Amal Fashanu: Premiership footballers are afraid to come out and it’s hurting their game

 

“I have been asked by footballers whether or not they should come out and to be honest it’s not a question I can answer.”

Amal Fashanu, niece of the first gay English footballer to come out says she’s talking to players who are worried about coming out.

The 29-year-old daughter of John Fashanu says they want to be open about their sexuality but there are a number of factors stopping them.

“I know gay footballers. Let’s say more than 5 and two are in the Premiership. They won’t mind me saying that but I won’t out them.

“They tell me they’re sad and unhappy about it and I know it’s affecting the way they’re playing. Your personal life affects you on the pitch so it’s affecting their performance.”

“I know gay footballers. Let’s say more than 5 and two are in the Premiership.”

Amal’s uncle, Justin Fashanu came out in 1990 to a storm of homophobic abuse. He’d been the first black player and the first player under 21 to be signed in the English game for £1 million. After the newspaper ‘revelation’, he ended up skipping from one club to another on ever-lower fees, eventually moving to the US where he faced sexual assault allegations from a 17-year-old boy. Fashanu fled to England and on 3 May 1998 and he was found hanged in a garage in Shoreditch in East London.

The death of her uncle has loomed large in Amal’s life, with her dad John Fashanu refusing to talk about his brother. He recently admitted offering Justin £100,000 to keep his sexuality secret.

Today, Amal says her connection with Justin means current players feel able to confide in her: “I’ve always been around footballers really and Justin’s story means gay players have approached me.

“It’s not hard to know gay footballers because it’s not like they’re all ashamed of it or hide it from their friends. I mean, at private parties and nightclubs they’re snogging guys so yeah you’re like, oh well he’s gay then.

“Justin was true to himself and to this day I can’t believe that’s what he did.”

“100% there are players who are open about being gay with teammates. They bring their boyfriends to weddings and social things. But people outside their circle of friends can’t know.”

Amal is talking on launch day of the #ComeOut2Play campaign which has a reach of well beyond 40 million people on social media today with the message: ‘“If a gay footballer comes out I’ll support them. It doesn’t matter who they score with off the pitch.’

A Stonewall and Forza Football poll this week showed 80% of  English football fans would support a gay or bisexual player

Amal says players know now that they’ll get support but it’s not the fans keeping them in the closet: “Often it’ll be the managers and the agents saying ‘come out when you retire, don’t do it now, do it in 6 years’ but I don’t think that’s fair and it’s not really healthy. It makes me sad that they’re waiting to retire.

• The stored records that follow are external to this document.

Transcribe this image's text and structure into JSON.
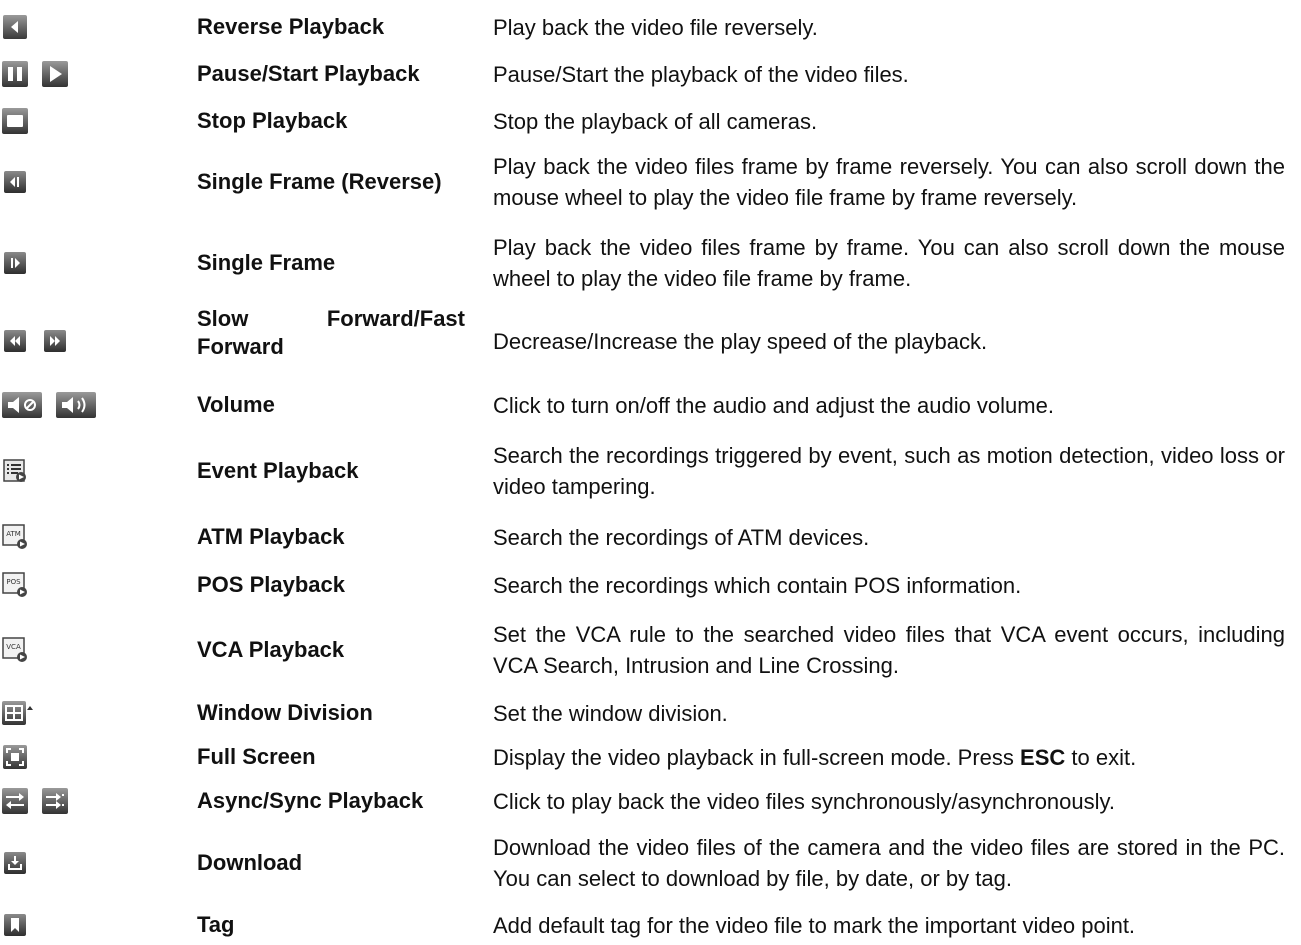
{
  "controls": [
    {
      "icons": [
        "reverse-play-icon"
      ],
      "name": "Reverse Playback",
      "description": "Play back the video file reversely."
    },
    {
      "icons": [
        "pause-icon",
        "play-icon"
      ],
      "name": "Pause/Start Playback",
      "description": "Pause/Start the playback of the video files."
    },
    {
      "icons": [
        "stop-icon"
      ],
      "name": "Stop Playback",
      "description": "Stop the playback of all cameras."
    },
    {
      "icons": [
        "single-frame-reverse-icon"
      ],
      "name": "Single Frame (Reverse)",
      "description": "Play back the video files frame by frame reversely. You can also scroll down the mouse wheel to play the video file frame by frame reversely."
    },
    {
      "icons": [
        "single-frame-icon"
      ],
      "name": "Single Frame",
      "description": "Play back the video files frame by frame. You can also scroll down the mouse wheel to play the video file frame by frame."
    },
    {
      "icons": [
        "slow-forward-icon",
        "fast-forward-icon"
      ],
      "name": "Slow Forward/Fast Forward",
      "description": "Decrease/Increase the play speed of the playback."
    },
    {
      "icons": [
        "mute-icon",
        "volume-icon"
      ],
      "name": "Volume",
      "description": "Click to turn on/off the audio and adjust the audio volume."
    },
    {
      "icons": [
        "event-playback-icon"
      ],
      "name": "Event Playback",
      "description": "Search the recordings triggered by event, such as motion detection, video loss or video tampering."
    },
    {
      "icons": [
        "atm-playback-icon"
      ],
      "name": "ATM Playback",
      "description": "Search the recordings of ATM devices."
    },
    {
      "icons": [
        "pos-playback-icon"
      ],
      "name": "POS Playback",
      "description": "Search the recordings which contain POS information."
    },
    {
      "icons": [
        "vca-playback-icon"
      ],
      "name": "VCA Playback",
      "description": "Set the VCA rule to the searched video files that VCA event occurs, including VCA Search, Intrusion and Line Crossing."
    },
    {
      "icons": [
        "window-division-icon"
      ],
      "name": "Window Division",
      "description": "Set the window division."
    },
    {
      "icons": [
        "full-screen-icon"
      ],
      "name": "Full Screen",
      "description_before": "Display the video playback in full-screen mode. Press ",
      "description_key": "ESC",
      "description_after": " to exit."
    },
    {
      "icons": [
        "async-icon",
        "sync-icon"
      ],
      "name": "Async/Sync Playback",
      "description": "Click to play back the video files synchronously/asynchronously."
    },
    {
      "icons": [
        "download-icon"
      ],
      "name": "Download",
      "description": "Download the video files of the camera and the video files are stored in the PC. You can select to download by file, by date, or by tag."
    },
    {
      "icons": [
        "tag-icon"
      ],
      "name": "Tag",
      "description": "Add default tag for the video file to mark the important video point."
    }
  ]
}
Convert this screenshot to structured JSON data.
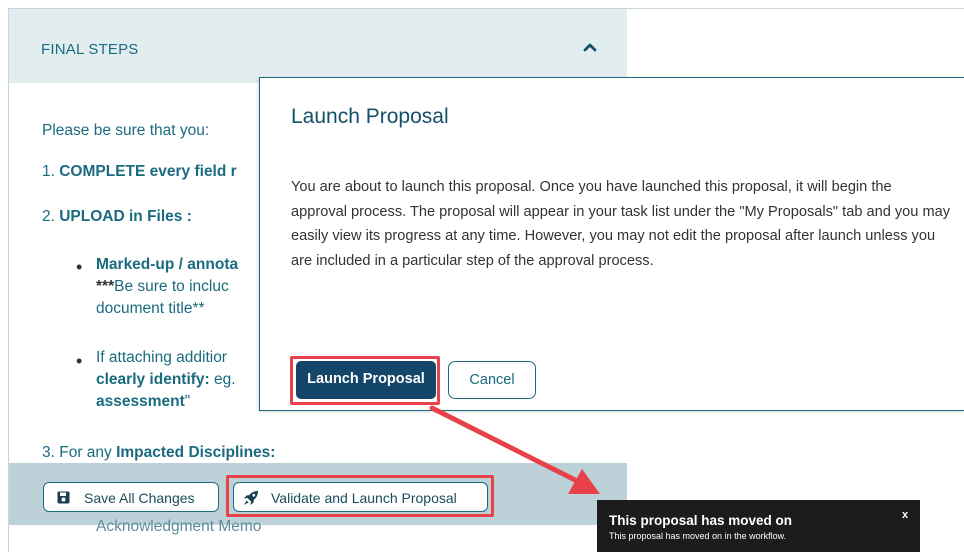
{
  "panel": {
    "title": "FINAL STEPS",
    "intro": "Please be sure that you:",
    "step1_num": "1. ",
    "step1_bold": "COMPLETE every field r",
    "step2_num": "2. ",
    "step2_bold": "UPLOAD in Files :",
    "bullet1_bold": "Marked-up / annota",
    "bullet1_stars": "***",
    "bullet1_line2": "Be sure to incluc",
    "bullet1_line3": "document title**",
    "bullet2_line1": "If attaching additior",
    "bullet2_bold": "clearly identify:",
    "bullet2_rest": " eg.",
    "bullet2_line3_bold": "assessment",
    "bullet2_line3_rest": "\"",
    "step3_num": "3. F",
    "step3_mid": "or any ",
    "step3_bold": "Impacted Disciplines:",
    "memo_partial": "Acknowledgment Memo"
  },
  "toolbar": {
    "save_label": "Save All Changes",
    "validate_label": "Validate and Launch Proposal"
  },
  "modal": {
    "title": "Launch Proposal",
    "body": "You are about to launch this proposal. Once you have launched this proposal, it will begin the approval process. The proposal will appear in your task list under the \"My Proposals\" tab and you may easily view its progress at any time. However, you may not edit the proposal after launch unless you are included in a particular step of the approval process.",
    "launch_label": "Launch Proposal",
    "cancel_label": "Cancel"
  },
  "toast": {
    "title": "This proposal has moved on",
    "message": "This proposal has moved on in the workflow.",
    "close": "x"
  },
  "colors": {
    "accent": "#1a6b80",
    "primary_button": "#14466a",
    "highlight": "#e8414a",
    "toast_bg": "#1c1c1c"
  },
  "icons": [
    "chevron-up-icon",
    "save-icon",
    "rocket-icon",
    "close-icon",
    "arrow-annotation"
  ]
}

“I’ve seen the way it affects them and they do struggle with having to hide who they are. It makes them really stressed and sad sometimes and yeah that does affect the way you play.”

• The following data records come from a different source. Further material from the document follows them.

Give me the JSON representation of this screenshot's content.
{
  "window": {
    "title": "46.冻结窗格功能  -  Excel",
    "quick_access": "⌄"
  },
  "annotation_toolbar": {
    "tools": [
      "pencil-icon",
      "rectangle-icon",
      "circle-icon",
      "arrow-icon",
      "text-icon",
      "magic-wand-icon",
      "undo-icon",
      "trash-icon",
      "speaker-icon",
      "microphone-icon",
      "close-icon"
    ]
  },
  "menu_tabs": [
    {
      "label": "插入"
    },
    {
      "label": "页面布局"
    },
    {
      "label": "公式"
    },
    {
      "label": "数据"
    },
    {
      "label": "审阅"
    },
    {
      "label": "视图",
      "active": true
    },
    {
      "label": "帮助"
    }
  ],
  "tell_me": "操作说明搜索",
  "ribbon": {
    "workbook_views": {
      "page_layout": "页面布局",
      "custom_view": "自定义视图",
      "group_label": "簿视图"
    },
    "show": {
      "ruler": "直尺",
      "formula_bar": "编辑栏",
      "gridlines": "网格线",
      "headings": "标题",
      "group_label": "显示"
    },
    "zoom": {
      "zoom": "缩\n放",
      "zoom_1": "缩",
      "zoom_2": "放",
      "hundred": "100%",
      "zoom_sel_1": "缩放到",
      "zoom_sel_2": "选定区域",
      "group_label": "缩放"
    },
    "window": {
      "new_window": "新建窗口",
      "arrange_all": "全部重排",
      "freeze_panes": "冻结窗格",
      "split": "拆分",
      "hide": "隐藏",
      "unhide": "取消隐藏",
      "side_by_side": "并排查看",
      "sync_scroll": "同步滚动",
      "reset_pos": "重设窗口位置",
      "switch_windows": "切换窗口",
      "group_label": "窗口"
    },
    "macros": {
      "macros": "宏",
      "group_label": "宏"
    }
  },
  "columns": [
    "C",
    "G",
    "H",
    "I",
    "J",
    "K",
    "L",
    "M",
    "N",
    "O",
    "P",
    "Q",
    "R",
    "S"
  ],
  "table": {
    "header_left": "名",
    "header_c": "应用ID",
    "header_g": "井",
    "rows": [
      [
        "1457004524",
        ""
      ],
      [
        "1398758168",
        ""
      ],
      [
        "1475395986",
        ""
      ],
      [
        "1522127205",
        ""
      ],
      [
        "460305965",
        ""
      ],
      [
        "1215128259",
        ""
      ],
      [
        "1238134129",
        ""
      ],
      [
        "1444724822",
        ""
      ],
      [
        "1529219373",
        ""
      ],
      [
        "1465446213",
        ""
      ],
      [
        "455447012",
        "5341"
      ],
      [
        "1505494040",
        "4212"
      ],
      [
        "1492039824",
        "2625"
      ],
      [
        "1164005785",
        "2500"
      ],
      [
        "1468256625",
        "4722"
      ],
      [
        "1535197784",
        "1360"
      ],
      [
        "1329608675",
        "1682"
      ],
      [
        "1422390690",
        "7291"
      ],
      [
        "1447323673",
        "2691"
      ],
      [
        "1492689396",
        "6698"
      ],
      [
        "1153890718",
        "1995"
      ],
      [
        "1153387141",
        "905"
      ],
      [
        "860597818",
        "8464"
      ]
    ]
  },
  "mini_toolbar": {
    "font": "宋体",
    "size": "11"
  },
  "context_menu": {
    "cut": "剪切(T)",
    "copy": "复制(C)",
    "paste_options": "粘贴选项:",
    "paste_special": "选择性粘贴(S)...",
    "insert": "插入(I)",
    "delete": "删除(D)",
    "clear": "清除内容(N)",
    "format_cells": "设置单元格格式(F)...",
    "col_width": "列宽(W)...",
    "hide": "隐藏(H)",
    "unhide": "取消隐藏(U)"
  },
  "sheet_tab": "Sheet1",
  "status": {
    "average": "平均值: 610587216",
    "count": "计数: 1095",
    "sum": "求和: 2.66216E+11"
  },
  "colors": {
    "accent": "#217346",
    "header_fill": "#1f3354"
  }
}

The English Football League has backed the #ComeOut2Play campaign and PFA chair Ben Purkiss recently offered his support to gay players, saying: “Attitudes in society are changing. As time goes by, new players come into the game and attitudes develop, I think and hope people will feel comfortable coming out.”

Amal’s uncle, Justin Fashanu came out in 1990 to a storm of homophobic abuse.

Amal says players have asked her whether they should risk going public. “I have been asked by footballers whether or not they should come out and to be honest it’s not a question I can answer, I just have to leave it to them.

“I personally wouldn’t want to tell a footballer to come out or put pressure on in any way. I mean, it would be huge. It would be a global story and there would be judgement good and bad on all sides but in the end I do think it would be worth it.

Amal says it’s not just football stopping players from coming out as gay, it can also be their backgrounds. “If you come from an African background for instance it’s often not really acceptable to come out and that’s nothing to do with football.

“Players are saying to me ‘what if my family never talk to me again? What if fans hurl abuse at me on the street?’ It’s desperate.

“I don’t think anyone would be that surprised if they did come out, it’s not really shocking and half the fans probably think it anyway and don’t care.”

It’s almost 20 years since Justin Fashanu took his own life and Amal says the uncle she never knew continues to be an inspiration to her.

“Justin was real and true to himself and to this day I can’t believe that’s what he did.” She said. “He was so brave, I just can’t get over how strong he must have been to do what he did back then.

“It’s hard for gay and bi footballers now but twenty years ago? To me, he’ll always be a hero.”